When asked what taking in the world's exiled troublemakers has in it for Panama, three separate sources answered succinctly, "Money." The best proof of that is probably Mr. Serrano, who fled Guatemala in 1993 after trying to close down Congress.
Already a successful land developer before becoming president, Serrano is putting the finishing touches on a luxury residential development and polo club in Panama City. He also owns a string of fast-food restaurants whose name roughly translates as "The Country Chicken."
Yet for the most part - and despite the boisterous Bucaram's reputation - Panama's crop of exiled leaders live quiet if comfortable lives, spending a good part of their time on the golf course.
Panama still earns praise for the role its open-door policy has played in defusing prickly political conflicts. "There's no doubt that Panama's willingness to take in Cedrs facilitated a solution of the Haitian crisis," says Robert Pastor, a Latin America specialist at Emory University in Atlanta who was part of former President Jimmy Carter's negotiating team in the 1994 conflict. "Panama made an essential contribution to resolving a serious conflict for the hemisphere."

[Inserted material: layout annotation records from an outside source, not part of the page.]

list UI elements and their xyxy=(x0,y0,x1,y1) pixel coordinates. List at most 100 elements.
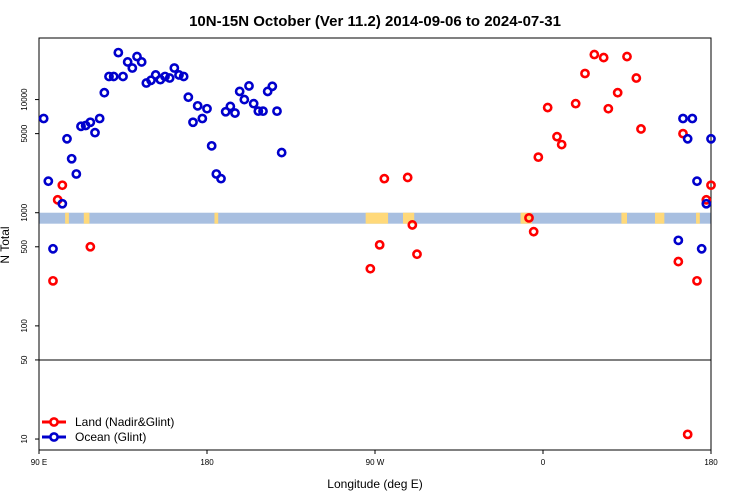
ocean-point xyxy=(188,117,198,128)
map-band-land xyxy=(696,212,700,224)
legend-marker-land xyxy=(49,417,59,427)
land-point xyxy=(622,51,632,62)
ocean-point xyxy=(220,106,231,117)
ocean-point xyxy=(706,133,716,144)
ocean-point xyxy=(71,169,82,179)
land-point xyxy=(365,263,376,274)
ocean-point xyxy=(276,147,287,158)
land-point xyxy=(589,49,600,60)
land-point xyxy=(407,220,418,230)
map-band-land xyxy=(403,212,415,224)
ocean-point xyxy=(85,117,96,128)
ocean-point xyxy=(696,243,707,254)
axes: 90 E 180 90 W 0 180 10 50 100 500 1000 5000 10000 xyxy=(20,88,718,467)
land-point xyxy=(528,226,539,237)
legend-label-ocean: Ocean (Glint) xyxy=(75,430,146,444)
land-point xyxy=(379,173,390,184)
x-axis-label: Longitude (deg E) xyxy=(327,477,422,491)
world-map-band xyxy=(39,212,711,224)
y-tick-label: 500 xyxy=(20,240,29,254)
land-point xyxy=(412,249,422,260)
ocean-point xyxy=(244,81,254,91)
land-point xyxy=(706,180,716,191)
land-point xyxy=(631,73,642,83)
data-points xyxy=(38,47,716,440)
ocean-point xyxy=(164,73,175,83)
land-point xyxy=(678,128,688,139)
map-band-land xyxy=(214,212,219,224)
legend: Land (Nadir&Glint)Ocean (Glint) xyxy=(42,415,174,444)
ocean-point xyxy=(160,71,170,82)
ocean-point xyxy=(225,101,236,112)
ocean-point xyxy=(234,86,245,97)
land-point xyxy=(533,152,544,163)
y-tick-label: 100 xyxy=(20,319,29,333)
ocean-point xyxy=(262,86,273,97)
map-band-land xyxy=(83,212,90,224)
map-band-land xyxy=(65,212,69,224)
ocean-point xyxy=(202,103,212,114)
ocean-point xyxy=(258,106,268,117)
x-tick-label: 180 xyxy=(200,458,214,467)
ocean-point xyxy=(113,47,124,58)
land-point xyxy=(636,124,646,134)
ocean-point xyxy=(62,133,72,144)
ocean-point xyxy=(57,198,68,209)
ocean-point xyxy=(216,173,226,184)
ocean-point xyxy=(146,75,156,86)
ocean-point xyxy=(43,176,54,187)
ocean-point xyxy=(272,106,282,117)
x-tick-label: 0 xyxy=(541,458,546,467)
chart-title: 10N-15N October (Ver 11.2) 2014-09-06 to… xyxy=(189,13,561,30)
ocean-point xyxy=(678,113,688,124)
land-point xyxy=(673,256,684,267)
ocean-point xyxy=(206,140,217,151)
ocean-point xyxy=(108,71,119,82)
ocean-point xyxy=(132,51,142,62)
land-point xyxy=(598,52,609,63)
x-tick-label: 180 xyxy=(704,458,718,467)
ocean-point xyxy=(104,71,114,82)
land-point xyxy=(580,68,590,79)
ocean-point xyxy=(122,57,133,67)
land-point xyxy=(374,239,385,250)
land-point xyxy=(570,98,581,109)
ocean-point xyxy=(169,63,180,73)
ocean-point xyxy=(48,243,58,254)
land-point xyxy=(701,194,712,205)
land-point xyxy=(612,87,623,98)
y-tick-label: 50 xyxy=(20,355,29,364)
ocean-point xyxy=(136,57,147,67)
land-point xyxy=(556,139,567,150)
ocean-point xyxy=(687,113,698,124)
ocean-point xyxy=(183,92,194,103)
y-tick-label: 1000 xyxy=(20,203,29,221)
land-point xyxy=(57,180,68,191)
map-band-land xyxy=(655,212,665,224)
ocean-point xyxy=(673,235,684,246)
ocean-point xyxy=(192,100,203,111)
land-point xyxy=(552,131,562,142)
map-band-land xyxy=(365,212,389,224)
land-point xyxy=(85,241,96,252)
ocean-point xyxy=(94,113,105,124)
ocean-point xyxy=(267,81,278,92)
land-point xyxy=(603,103,614,114)
land-point xyxy=(542,102,553,113)
map-band-land xyxy=(621,212,627,224)
x-tick-label: 90 W xyxy=(366,458,385,467)
ocean-point xyxy=(118,71,128,82)
y-tick-label: 5000 xyxy=(20,124,29,142)
ocean-point xyxy=(178,71,189,82)
land-point xyxy=(692,275,702,286)
ocean-point xyxy=(99,87,110,98)
ocean-point xyxy=(174,70,184,80)
y-axis-label: N Total xyxy=(0,226,12,263)
ocean-point xyxy=(692,176,702,187)
y-tick-label: 10 xyxy=(20,434,29,443)
ocean-point xyxy=(76,121,86,132)
ocean-point xyxy=(66,153,77,164)
ocean-point xyxy=(248,98,259,109)
ocean-point xyxy=(127,63,138,73)
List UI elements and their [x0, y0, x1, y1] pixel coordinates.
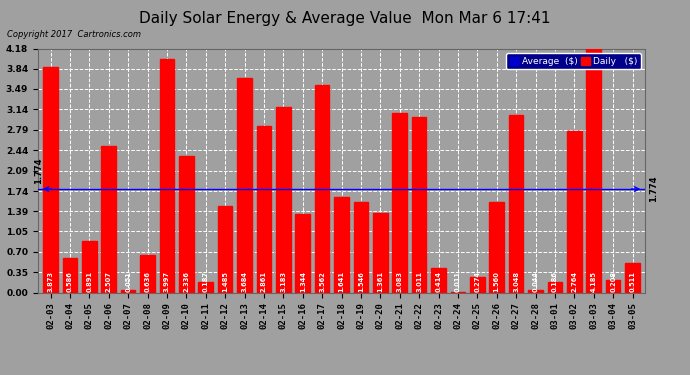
Bar	[606, 280, 620, 292]
Text: 1.774: 1.774	[649, 176, 658, 202]
Bar	[489, 201, 504, 292]
Bar	[315, 85, 329, 292]
Bar	[218, 206, 233, 292]
Bar	[334, 197, 349, 292]
Text: 0.891: 0.891	[86, 271, 92, 292]
Text: 0.636: 0.636	[145, 271, 150, 292]
Bar	[237, 78, 252, 292]
Bar	[199, 282, 213, 292]
Text: 3.997: 3.997	[164, 271, 170, 292]
Text: 0.051: 0.051	[125, 271, 131, 292]
Text: 2.336: 2.336	[184, 271, 189, 292]
Text: 0.511: 0.511	[629, 271, 635, 292]
Text: 0.586: 0.586	[67, 271, 73, 292]
Bar	[412, 117, 426, 292]
Text: Copyright 2017  Cartronics.com: Copyright 2017 Cartronics.com	[7, 30, 141, 39]
Bar	[257, 126, 271, 292]
Text: 3.183: 3.183	[280, 271, 286, 292]
Bar	[101, 146, 116, 292]
Text: 1.774: 1.774	[34, 158, 43, 184]
Bar	[548, 282, 562, 292]
Bar	[586, 48, 601, 292]
Bar	[431, 268, 446, 292]
Bar	[159, 59, 175, 292]
Text: 1.546: 1.546	[358, 271, 364, 292]
Bar	[393, 113, 407, 292]
Text: 2.507: 2.507	[106, 271, 112, 292]
Text: Daily Solar Energy & Average Value  Mon Mar 6 17:41: Daily Solar Energy & Average Value Mon M…	[139, 11, 551, 26]
Text: 1.344: 1.344	[299, 271, 306, 292]
Text: 4.185: 4.185	[591, 271, 597, 292]
Bar	[82, 240, 97, 292]
Bar	[43, 67, 58, 292]
Text: 1.361: 1.361	[377, 271, 384, 292]
Bar	[179, 156, 194, 292]
Text: 0.414: 0.414	[435, 271, 442, 292]
Bar	[276, 107, 290, 292]
Text: 0.274: 0.274	[474, 271, 480, 292]
Text: 0.011: 0.011	[455, 271, 461, 292]
Text: 3.684: 3.684	[241, 271, 248, 292]
Bar	[529, 290, 543, 292]
Text: 0.208: 0.208	[610, 271, 616, 292]
Text: 3.562: 3.562	[319, 271, 325, 292]
Bar	[121, 290, 135, 292]
Bar	[140, 255, 155, 292]
Text: 3.083: 3.083	[397, 271, 403, 292]
Text: 0.187: 0.187	[203, 271, 209, 292]
Text: 2.861: 2.861	[261, 271, 267, 292]
Text: 2.764: 2.764	[571, 271, 578, 292]
Bar	[625, 263, 640, 292]
Bar	[567, 131, 582, 292]
Text: 1.560: 1.560	[494, 271, 500, 292]
Text: 1.485: 1.485	[222, 271, 228, 292]
Text: 3.011: 3.011	[416, 271, 422, 292]
Bar	[373, 213, 388, 292]
Bar	[354, 202, 368, 292]
Text: 0.044: 0.044	[533, 271, 538, 292]
Bar	[295, 214, 310, 292]
Bar	[63, 258, 77, 292]
Bar	[470, 276, 484, 292]
Bar	[509, 115, 524, 292]
Text: 3.048: 3.048	[513, 271, 519, 292]
Legend: Average  ($), Daily   ($): Average ($), Daily ($)	[506, 53, 640, 69]
Text: 0.186: 0.186	[552, 271, 558, 292]
Text: 3.873: 3.873	[48, 271, 54, 292]
Text: 1.641: 1.641	[339, 271, 344, 292]
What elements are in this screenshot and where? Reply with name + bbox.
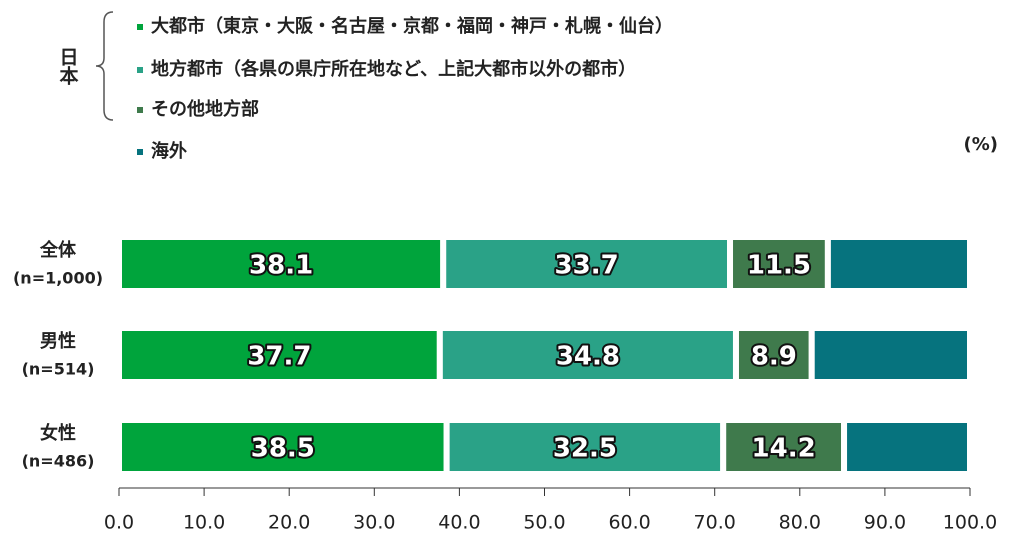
sample-size: (n=486) (22, 452, 95, 471)
bar-segment (720, 417, 848, 477)
bar-segment (824, 234, 973, 294)
category-label: 女性 (40, 422, 76, 444)
bar-segment (841, 417, 973, 477)
bar-segment (808, 325, 973, 385)
bar-segment (436, 325, 739, 385)
value-label: 11.5 (747, 251, 811, 281)
legend-label: その他地方部 (151, 98, 259, 120)
legend-swatch (137, 107, 143, 113)
legend-label: 地方都市（各県の県庁所在地など、上記大都市以外の都市） (151, 58, 636, 80)
x-tick-label: 40.0 (438, 512, 480, 534)
x-tick-label: 10.0 (183, 512, 225, 534)
legend-label: 大都市（東京・大阪・名古屋・京都・福岡・神戸・札幌・仙台） (151, 15, 673, 37)
unit-label: (%) (964, 134, 999, 155)
legend-group: 日本 (57, 47, 79, 86)
sample-size: (n=1,000) (13, 269, 103, 288)
sample-size: (n=514) (22, 360, 95, 379)
x-tick-label: 100.0 (943, 512, 997, 534)
legend-swatch (137, 67, 143, 73)
bar-segment (116, 417, 450, 477)
x-tick-label: 0.0 (104, 512, 134, 534)
x-tick-label: 70.0 (694, 512, 736, 534)
value-label: 34.8 (556, 342, 620, 372)
legend-swatch (137, 149, 143, 155)
value-label: 38.5 (251, 434, 315, 464)
bar-segment (116, 234, 447, 294)
value-label: 37.7 (247, 342, 311, 372)
legend-swatch (137, 24, 143, 30)
legend-label: 海外 (151, 140, 187, 162)
value-label: 14.2 (752, 434, 816, 464)
category-label: 男性 (40, 330, 76, 352)
value-label: 38.1 (249, 251, 313, 281)
legend-brace (95, 11, 114, 121)
bar-segment (440, 234, 734, 294)
x-tick-label: 20.0 (268, 512, 310, 534)
x-tick-label: 80.0 (779, 512, 821, 534)
x-tick-label: 50.0 (523, 512, 565, 534)
x-tick-label: 30.0 (353, 512, 395, 534)
category-label: 全体 (39, 239, 77, 261)
value-label: 32.5 (553, 434, 617, 464)
x-tick-label: 60.0 (608, 512, 650, 534)
value-label: 33.7 (555, 251, 619, 281)
x-tick-label: 90.0 (864, 512, 906, 534)
value-label: 8.9 (751, 342, 797, 372)
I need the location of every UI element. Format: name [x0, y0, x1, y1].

Panama also heard "thank you" from the US when it offered the shah a home on the Pacific island of Contadora - reportedly the island's very best residence. The shah's presence in the US after his flight from Iran was proving to be a political problem for then-President Carter. "So the Panamanian idea was that taking in the shah would improve our standing with the US," says Juan Antonio Tack, a former Panamanian foreign minister. "But I don't think it really made any difference."
Accepting Haiti's Cedrs was based on the same assumption, Mr. Tack adds, "but you can't point to any benefit in terms of our relations with the United States."
In any case, Panama's days as a political haven may be limited, especially if democracy continues to strengthen in Latin America.
"Panama and Latin America are still in a transition, but as democracy's roots grow deeper and demands for accountability increase, people won't accept their transgressing leaders' getting away, and Panama will no longer want to take in the scoundrels," says Mr. Pastor.
It's worth pointing out that even though all eyes turned to Panama when Paraguay's Mr. Oviedo and Mexico's Mr. Villanueva and Espinosa disappeared, none of them turned up here. And there's little to suggest Panama would want them.
Panama's case is similar to Switzerland's as a haven for foreign bank accounts, he adds. "Just as Switzerland is finding that role becoming harder, so will Panama find that its particular role as a haven isn't sustainable."
Former Minister Tack says there's nothing inherently wrong with accepting leaders in exile, but he specifies that "Panama should do this on the merits of each individual case," and not thinking in terms of any benefits.
"Any money these people might bring with them may make some local friends happy," he says, "but it doesn't do much for the country."